On the other hand, if we use datum targets, we could grab the part in more "gentle" manner, possibly giving it freedom to get in contact with MMB simulator.

weavedreamer, do you have any particular part in mind?
 
The part is a cylindrical can which slides over an assembly until it presses onto a diametrical feature of the asembly which holds it in place.

Hopefully this description is as helpful as the confirmations provided in the responses.

Thanks.
 
I do have a question regarding that example from Tec-Ease site where the part has 2 datum features on both ends, Datum axis A and Datum axis B. I understand that we need to find the compound axis A-B by shrinking the collets on both ends, and we find the A-B... My question is how do we measure the total runout on both ends?

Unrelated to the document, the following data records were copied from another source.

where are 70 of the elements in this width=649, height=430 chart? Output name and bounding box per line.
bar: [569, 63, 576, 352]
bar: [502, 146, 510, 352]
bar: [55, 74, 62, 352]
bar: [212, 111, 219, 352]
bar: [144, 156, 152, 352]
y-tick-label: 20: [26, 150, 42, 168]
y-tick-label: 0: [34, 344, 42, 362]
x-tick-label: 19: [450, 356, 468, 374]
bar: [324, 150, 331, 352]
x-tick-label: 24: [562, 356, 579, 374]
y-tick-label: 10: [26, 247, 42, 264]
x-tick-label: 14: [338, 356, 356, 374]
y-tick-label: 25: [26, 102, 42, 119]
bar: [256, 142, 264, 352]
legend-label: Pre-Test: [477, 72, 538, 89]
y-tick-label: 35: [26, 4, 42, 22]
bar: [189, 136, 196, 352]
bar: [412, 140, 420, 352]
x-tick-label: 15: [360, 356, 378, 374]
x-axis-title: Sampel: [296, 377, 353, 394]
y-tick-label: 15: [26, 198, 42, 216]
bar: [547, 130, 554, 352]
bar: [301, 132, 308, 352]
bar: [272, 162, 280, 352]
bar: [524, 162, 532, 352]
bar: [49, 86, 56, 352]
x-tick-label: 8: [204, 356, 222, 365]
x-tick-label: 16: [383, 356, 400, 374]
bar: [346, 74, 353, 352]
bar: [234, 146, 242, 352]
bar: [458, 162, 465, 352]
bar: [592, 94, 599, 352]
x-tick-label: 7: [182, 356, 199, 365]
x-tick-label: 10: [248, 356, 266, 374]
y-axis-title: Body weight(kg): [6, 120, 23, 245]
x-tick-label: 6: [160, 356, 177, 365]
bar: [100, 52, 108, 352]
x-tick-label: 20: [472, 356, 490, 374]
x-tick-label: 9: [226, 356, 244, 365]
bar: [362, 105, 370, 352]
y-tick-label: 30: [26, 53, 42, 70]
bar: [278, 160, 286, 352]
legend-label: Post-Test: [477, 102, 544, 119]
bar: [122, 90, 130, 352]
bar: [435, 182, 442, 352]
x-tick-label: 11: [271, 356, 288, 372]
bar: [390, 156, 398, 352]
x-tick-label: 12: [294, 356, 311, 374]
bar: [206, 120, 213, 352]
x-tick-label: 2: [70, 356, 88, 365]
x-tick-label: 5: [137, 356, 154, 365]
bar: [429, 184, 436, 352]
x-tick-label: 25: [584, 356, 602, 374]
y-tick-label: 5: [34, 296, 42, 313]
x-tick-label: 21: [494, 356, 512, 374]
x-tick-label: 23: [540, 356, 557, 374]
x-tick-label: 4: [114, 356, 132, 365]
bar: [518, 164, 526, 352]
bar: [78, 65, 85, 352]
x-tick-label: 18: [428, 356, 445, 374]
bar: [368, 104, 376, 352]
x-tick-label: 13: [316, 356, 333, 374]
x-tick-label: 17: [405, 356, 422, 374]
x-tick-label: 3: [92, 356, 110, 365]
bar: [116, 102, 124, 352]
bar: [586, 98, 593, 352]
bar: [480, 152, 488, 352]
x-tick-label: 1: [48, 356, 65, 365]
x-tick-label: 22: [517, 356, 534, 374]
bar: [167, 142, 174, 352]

Aren't the both ends inside the collets? How can you measure that?
 
My question is how do we measure the total runout on both ends? Aren't the both ends inside the collets? How can you measure that?

I think this was discussed here a couple of times before. There are at least 3 different workarounds:
1. Instead of chucking-up both ends you can use CMM and analyze the collected data.
2. Use a pair of V-blocks to simulate datum features A and B. This will be decent approach as long as one is pretty much confident that the datum features are not procuded with severe form error.
3. Inspect runout of both datum features with respect to any other axis, and not to the datum axis defined on the drawing. If the sum of the readings is not greater than the runout value defined on the drawing, the relationship between datum features is good. Machine centers, for example, are good features to use.